What I loved most about this book is its approach that emphasizes two main concepts that I have repeatedly emphasized in this blog as well. Averages and best practices on one hand and priorities on the other hand.
First, Cable really emphasizes that trying to be the best in same way like everybody else is insane. This is the gist of this idea:
Nowadays, most organizations claim that their people are their competitive advantage. But most organizations build workforces that really are not very different from their competitors’. Most organizations, it turns out, treat their people just about the same as most other organizations. In fact, companies deliberately benchmark their people practices to the industry average. Not surprisingly, there is nothing particularly distinctive about most organizations’ workforces and nothing the organization produces is particularly noteworthy from a customer standpoint—nothing very strange. Put these together, and what situation do you have? You have organizations hoping to achieve extraordinary results with a solidly ordinary, normal workforce.
Yesterday, I read Paul Hebert great post asking people to call BS on normal distribution:
But… what if your organization doesn’t follow a normal distribution? Then everything following that assumption is just wrong. I’m thinking that the “normal” distribution is the wrong thing to look at when designing influence, reward and recognition programs. I’m thinking we’ve been looking at this all wrong for 100 years.
And what he wrote in reply to a comment of mine on this post:
Averages and standard deviations are the tools of six sigma and minimizing variability. I’ve preached that those types of tools don’t apply in the human world – we are infinitely variable – and that is where our value is. It’s not in getting everyone to be the same, act the same and perform the same – it’s getting people to act, perform differently – and the power law curve is the perfect idea in that instance.

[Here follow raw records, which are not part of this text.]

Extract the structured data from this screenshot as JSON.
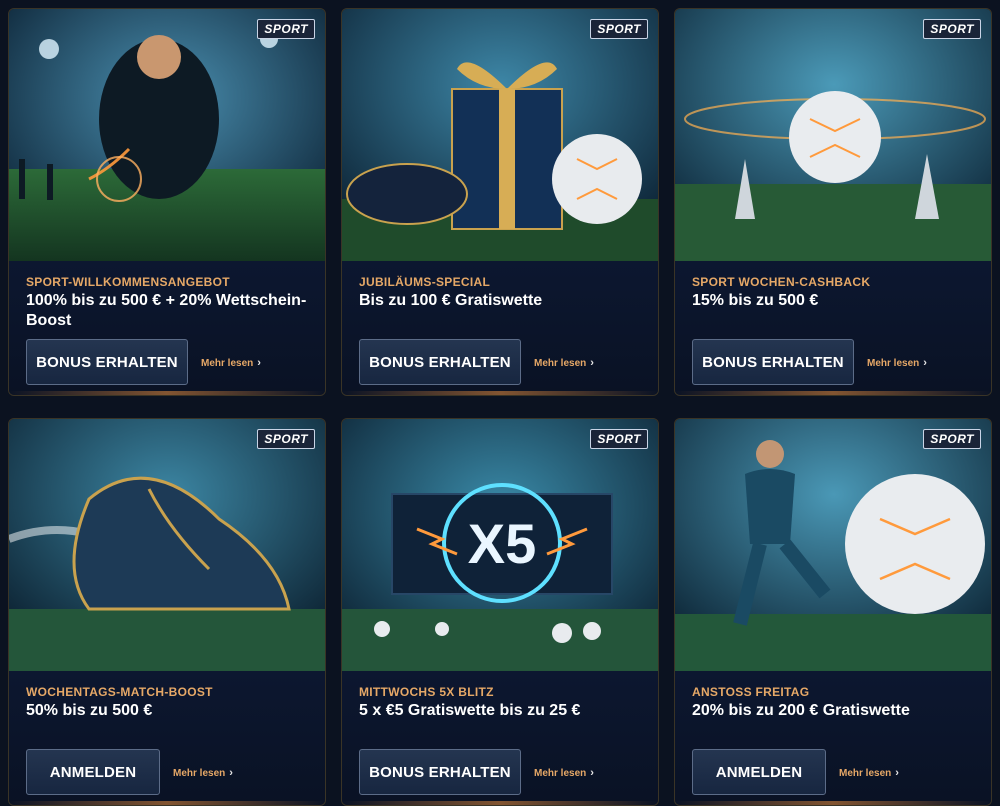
{
  "cards": [
    {
      "badge": "SPORT",
      "subtitle": "SPORT-WILLKOMMENSANGEBOT",
      "title": "100% bis zu 500 € + 20% Wettschein-Boost",
      "button": "BONUS ERHALTEN",
      "more": "Mehr lesen",
      "more_icon": "chevron-right-icon"
    },
    {
      "badge": "SPORT",
      "subtitle": "JUBILÄUMS-SPECIAL",
      "title": "Bis zu 100 € Gratiswette",
      "button": "BONUS ERHALTEN",
      "more": "Mehr lesen",
      "more_icon": "chevron-right-icon"
    },
    {
      "badge": "SPORT",
      "subtitle": "SPORT WOCHEN-CASHBACK",
      "title": "15% bis zu 500 €",
      "button": "BONUS ERHALTEN",
      "more": "Mehr lesen",
      "more_icon": "chevron-right-icon"
    },
    {
      "badge": "SPORT",
      "subtitle": "WOCHENTAGS-MATCH-BOOST",
      "title": "50% bis zu 500 €",
      "button": "ANMELDEN",
      "more": "Mehr lesen",
      "more_icon": "chevron-right-icon"
    },
    {
      "badge": "SPORT",
      "subtitle": "MITTWOCHS 5X BLITZ",
      "title": "5 x €5 Gratiswette bis zu 25 €",
      "button": "BONUS ERHALTEN",
      "more": "Mehr lesen",
      "more_icon": "chevron-right-icon",
      "image_text": "X5"
    },
    {
      "badge": "SPORT",
      "subtitle": "ANSTOSS FREITAG",
      "title": "20% bis zu 200 € Gratiswette",
      "button": "ANMELDEN",
      "more": "Mehr lesen",
      "more_icon": "chevron-right-icon"
    }
  ],
  "colors": {
    "accent": "#e6a867",
    "background": "#0b1220",
    "button": "#1e2e48",
    "badge_border": "#c9d4e6"
  }
}
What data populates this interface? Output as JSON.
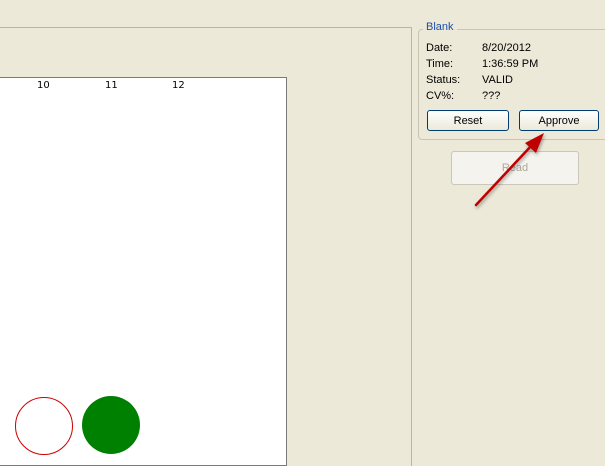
{
  "plate": {
    "column_labels": [
      "10",
      "11",
      "12"
    ]
  },
  "blank_group": {
    "title": "Blank",
    "fields": [
      {
        "label": "Date:",
        "value": "8/20/2012"
      },
      {
        "label": "Time:",
        "value": "1:36:59 PM"
      },
      {
        "label": "Status:",
        "value": "VALID"
      },
      {
        "label": "CV%:",
        "value": "???"
      }
    ],
    "reset_label": "Reset",
    "approve_label": "Approve"
  },
  "read_label": "Read",
  "colors": {
    "accent_title": "#1c4ea8",
    "filled_well": "#008000",
    "empty_well_border": "#cc0000",
    "annotation_arrow": "#c00000"
  }
}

Hebert’s post connects the idea of best practices and averages. People are unique and special. Trying to make them all fit into some “average person” company plan is insane. This is why many of the most successful companies out there actually don’t take on people who already work in the industry (one great example, is southwest airlines). If you want to be different, you have to act different. And this has to happen deliberately. The same goes for companies as wholes. You have to plan to be deliberately different. Again, from Cable:
If your workforce systems are just like everyone else’s, it would be silly to expect any unique value or special sauce from your workforce. Serviceable, standard, normal systems that do not make employees say, “Wow!” result in a serviceable, standard, normal workforce that does not make customers say, “Wow!” Your methods for dealing with your workforce should be definitely out of the ordinary and unexpected; unusual or striking; slightly odd or even a bit weird. Your people systems need to be as strange as the workforce you hope to create.
This is the myth of best practices: You will probably not be able to imitate your way to greatness. Your own strange systems have to be created around the obsessions and unique abilities you need from your workforce.
It’s really unlikely that you can build a strange workforce if your organization deals with the workforce the same way as other organizations do. It is delusional to expect your employees to be extraordinary and differentiate your organization if your employee systems are basically the same as other organizations.
Second, business in general and strategy in particular is about making priorities. Your true ability as a manager, a leader, an innovator, as a winner, is best shown when you have to make difficult choices that have tough consequences. Here, again, a few quotes:
When the going gets tough and you get busy, it will be hard to be strange without discipline because strange demands a lot more energy than just being like everyone else.
All jobs are not created equal. Nothing personal, but some jobs are more important to executing your strategy than other jobs. You already know this in your heart, of course. But it is currently not in vogue to say it out loud or do anything about it. Most companies want to treat all employees as if they are somehow equally important, all unique flowers to be cultivated equally… The heretical take-away here is that leaders should prioritize jobs and invest the most time, energy, and money into the positions where a strange workforce has the most leverage to make their strategies go
Getting a competitive advantage needs to be hard, or it wouldn’t be a sustained competitive advantage. The fact that it is hard to create a distinctive system that brings together the right group of people who are strangely focused on what customers care about means that organizations succeeding in this domain will gain a competitive advantage. These organizations will rise to greatness because this is the foundation of value creation, it is hard to do, and it is hard to imitate…
And I ask you. What are the tough choices you made in the last day, week, month or year to become special? What did you give up in order to be different? What did it cost you? Are you just trying to be the best average or are you trying to create a whole new scale? These questions are equally important on the personal and professional levels. I know I am trying to answer them every day. What about you?